The present church dates back to the late 12th or early 13th century. 

The exhaustive collection of epigraphs referred to the counts of Fucecchio is here displayed in casts.  The originals are scattered on a wide area, from the valleys of the Apennines Mountains between Bologna and Pistoia down to the countryside of Siena. Since most of them are nearly invisible, almost unknown and hard to read, a video helps reading these “inscribed stones” of the Cadolingi through high definition 3D virtual models and casts in actual size. 

Five epigraphs report the names of six Cadolingians lived between the 10th and the 11th century, the apogee of the family in Tuscany: Cadolo, Lotario and Guglielmo, Adelasia, Gasdia and Cilla.

Cadolo quoted by the epigraph from the abbatial church of Sant’Antimo is probably the forefather of the family.

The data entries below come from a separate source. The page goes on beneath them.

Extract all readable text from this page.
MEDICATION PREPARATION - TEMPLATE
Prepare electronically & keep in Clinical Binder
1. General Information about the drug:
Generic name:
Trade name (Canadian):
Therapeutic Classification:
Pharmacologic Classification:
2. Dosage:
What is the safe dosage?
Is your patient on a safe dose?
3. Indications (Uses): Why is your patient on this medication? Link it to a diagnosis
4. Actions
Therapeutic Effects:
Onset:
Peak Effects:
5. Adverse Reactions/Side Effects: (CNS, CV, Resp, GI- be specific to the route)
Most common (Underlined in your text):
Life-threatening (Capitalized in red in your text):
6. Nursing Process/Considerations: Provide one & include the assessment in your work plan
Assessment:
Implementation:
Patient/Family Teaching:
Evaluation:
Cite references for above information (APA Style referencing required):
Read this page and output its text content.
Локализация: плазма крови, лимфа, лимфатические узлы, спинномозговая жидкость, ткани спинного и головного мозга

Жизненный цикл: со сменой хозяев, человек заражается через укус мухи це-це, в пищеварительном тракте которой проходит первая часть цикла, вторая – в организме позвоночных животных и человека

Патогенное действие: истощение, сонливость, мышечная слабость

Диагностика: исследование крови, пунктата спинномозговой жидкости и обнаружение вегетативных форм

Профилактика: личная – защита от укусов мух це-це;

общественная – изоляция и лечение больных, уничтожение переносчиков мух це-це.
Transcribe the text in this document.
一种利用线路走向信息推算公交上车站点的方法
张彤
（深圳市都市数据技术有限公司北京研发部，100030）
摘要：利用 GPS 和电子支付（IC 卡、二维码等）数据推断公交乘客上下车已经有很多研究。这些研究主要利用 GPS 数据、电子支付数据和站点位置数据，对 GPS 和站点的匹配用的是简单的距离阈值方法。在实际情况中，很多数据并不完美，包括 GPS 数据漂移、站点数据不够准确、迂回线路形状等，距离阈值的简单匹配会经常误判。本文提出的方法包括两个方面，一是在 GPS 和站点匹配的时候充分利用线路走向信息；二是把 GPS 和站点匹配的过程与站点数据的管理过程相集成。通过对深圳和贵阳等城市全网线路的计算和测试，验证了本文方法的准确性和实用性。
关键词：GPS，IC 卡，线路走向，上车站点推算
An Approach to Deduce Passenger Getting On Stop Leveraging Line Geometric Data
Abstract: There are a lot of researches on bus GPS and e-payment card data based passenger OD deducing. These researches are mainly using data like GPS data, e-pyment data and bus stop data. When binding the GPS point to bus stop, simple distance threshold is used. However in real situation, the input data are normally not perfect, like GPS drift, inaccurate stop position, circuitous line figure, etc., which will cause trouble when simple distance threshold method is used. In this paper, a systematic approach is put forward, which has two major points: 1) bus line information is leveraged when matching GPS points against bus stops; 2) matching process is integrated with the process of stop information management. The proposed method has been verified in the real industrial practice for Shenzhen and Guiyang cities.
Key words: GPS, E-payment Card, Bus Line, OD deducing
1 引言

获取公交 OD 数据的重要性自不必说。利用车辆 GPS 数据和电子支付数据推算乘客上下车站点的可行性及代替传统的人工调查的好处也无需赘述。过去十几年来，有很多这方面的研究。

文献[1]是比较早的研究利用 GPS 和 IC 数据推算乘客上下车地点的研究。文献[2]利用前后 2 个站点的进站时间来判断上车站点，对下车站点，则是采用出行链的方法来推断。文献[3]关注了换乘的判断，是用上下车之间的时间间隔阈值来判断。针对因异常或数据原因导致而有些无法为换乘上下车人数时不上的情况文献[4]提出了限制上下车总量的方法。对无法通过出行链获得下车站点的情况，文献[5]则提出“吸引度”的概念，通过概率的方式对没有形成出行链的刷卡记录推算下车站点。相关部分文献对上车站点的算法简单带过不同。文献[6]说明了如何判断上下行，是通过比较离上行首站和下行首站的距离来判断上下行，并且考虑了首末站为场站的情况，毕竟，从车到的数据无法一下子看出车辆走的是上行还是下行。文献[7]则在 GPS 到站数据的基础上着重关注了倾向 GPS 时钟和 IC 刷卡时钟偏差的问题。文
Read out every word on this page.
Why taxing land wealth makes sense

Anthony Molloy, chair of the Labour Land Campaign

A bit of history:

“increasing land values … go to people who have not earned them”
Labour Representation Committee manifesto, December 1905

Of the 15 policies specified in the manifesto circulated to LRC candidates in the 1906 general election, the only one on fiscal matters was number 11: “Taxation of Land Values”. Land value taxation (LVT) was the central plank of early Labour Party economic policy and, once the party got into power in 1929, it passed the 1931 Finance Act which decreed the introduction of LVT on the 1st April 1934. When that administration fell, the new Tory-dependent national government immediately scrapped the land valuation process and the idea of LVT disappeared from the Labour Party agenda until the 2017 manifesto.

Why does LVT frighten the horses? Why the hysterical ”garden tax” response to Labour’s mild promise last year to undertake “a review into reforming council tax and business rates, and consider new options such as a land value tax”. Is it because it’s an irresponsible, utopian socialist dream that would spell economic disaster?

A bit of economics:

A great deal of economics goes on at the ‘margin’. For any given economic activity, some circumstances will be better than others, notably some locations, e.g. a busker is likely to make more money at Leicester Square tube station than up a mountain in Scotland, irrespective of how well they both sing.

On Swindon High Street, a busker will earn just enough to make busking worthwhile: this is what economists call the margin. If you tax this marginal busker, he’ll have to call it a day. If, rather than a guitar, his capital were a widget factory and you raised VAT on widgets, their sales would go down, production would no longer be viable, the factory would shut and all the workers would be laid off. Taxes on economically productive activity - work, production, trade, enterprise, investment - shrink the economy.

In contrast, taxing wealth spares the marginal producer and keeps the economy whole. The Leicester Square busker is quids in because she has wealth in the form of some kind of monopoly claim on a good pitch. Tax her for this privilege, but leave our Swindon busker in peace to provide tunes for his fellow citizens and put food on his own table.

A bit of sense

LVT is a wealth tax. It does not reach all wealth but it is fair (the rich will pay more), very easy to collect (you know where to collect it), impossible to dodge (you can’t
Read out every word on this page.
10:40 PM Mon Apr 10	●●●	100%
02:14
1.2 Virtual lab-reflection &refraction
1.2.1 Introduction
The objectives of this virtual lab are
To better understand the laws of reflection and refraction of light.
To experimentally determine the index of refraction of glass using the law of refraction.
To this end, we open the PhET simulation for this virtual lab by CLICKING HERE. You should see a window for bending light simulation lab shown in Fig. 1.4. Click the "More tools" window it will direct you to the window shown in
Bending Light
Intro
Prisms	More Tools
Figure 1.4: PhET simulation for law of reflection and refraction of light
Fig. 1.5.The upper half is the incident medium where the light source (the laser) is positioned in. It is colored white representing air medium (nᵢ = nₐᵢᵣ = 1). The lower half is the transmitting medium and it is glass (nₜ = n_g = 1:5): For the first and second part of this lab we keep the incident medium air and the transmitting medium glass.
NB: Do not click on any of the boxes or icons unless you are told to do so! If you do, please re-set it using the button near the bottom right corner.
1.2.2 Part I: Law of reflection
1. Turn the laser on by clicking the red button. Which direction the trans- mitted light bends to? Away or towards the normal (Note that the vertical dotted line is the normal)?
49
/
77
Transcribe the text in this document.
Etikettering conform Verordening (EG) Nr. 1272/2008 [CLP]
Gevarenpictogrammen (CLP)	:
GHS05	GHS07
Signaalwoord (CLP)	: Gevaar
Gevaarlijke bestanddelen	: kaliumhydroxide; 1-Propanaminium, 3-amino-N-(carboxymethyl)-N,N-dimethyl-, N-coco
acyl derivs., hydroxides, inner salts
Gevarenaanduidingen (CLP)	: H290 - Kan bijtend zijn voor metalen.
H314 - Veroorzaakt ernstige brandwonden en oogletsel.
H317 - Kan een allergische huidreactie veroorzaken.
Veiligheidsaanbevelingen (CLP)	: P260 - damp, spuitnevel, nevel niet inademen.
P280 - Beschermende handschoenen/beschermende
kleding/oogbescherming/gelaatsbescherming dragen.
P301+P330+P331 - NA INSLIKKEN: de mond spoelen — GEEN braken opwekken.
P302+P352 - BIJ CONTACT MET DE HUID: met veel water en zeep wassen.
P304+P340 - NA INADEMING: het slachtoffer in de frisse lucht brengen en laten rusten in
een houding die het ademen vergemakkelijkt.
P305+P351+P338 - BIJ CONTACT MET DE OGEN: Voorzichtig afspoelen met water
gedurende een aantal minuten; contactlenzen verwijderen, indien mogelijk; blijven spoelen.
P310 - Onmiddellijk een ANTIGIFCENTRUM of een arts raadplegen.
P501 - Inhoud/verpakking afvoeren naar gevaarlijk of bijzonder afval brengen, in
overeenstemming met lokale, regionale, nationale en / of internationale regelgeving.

His son, Lotario, altogether with his wife Adalasia, are mentioned on the problematic epigraph form Badi, on the Appennine, as parents of count Guglielmo. The latter is again inscribed on the bell tower of the Badia a Settimo, near Florence, the family abbey founded by count Lotario. The abbey was the burial place of the Cadolingian countesses Gasdia and Cilla, respectively wives of counts Guglielmo Bulgaro and Ughiccione. Despite the chronological incongruity, an old tradition says the portraits of count Lotario and his wife Adalasia are sculptured on a 13th century capital in the same abbey.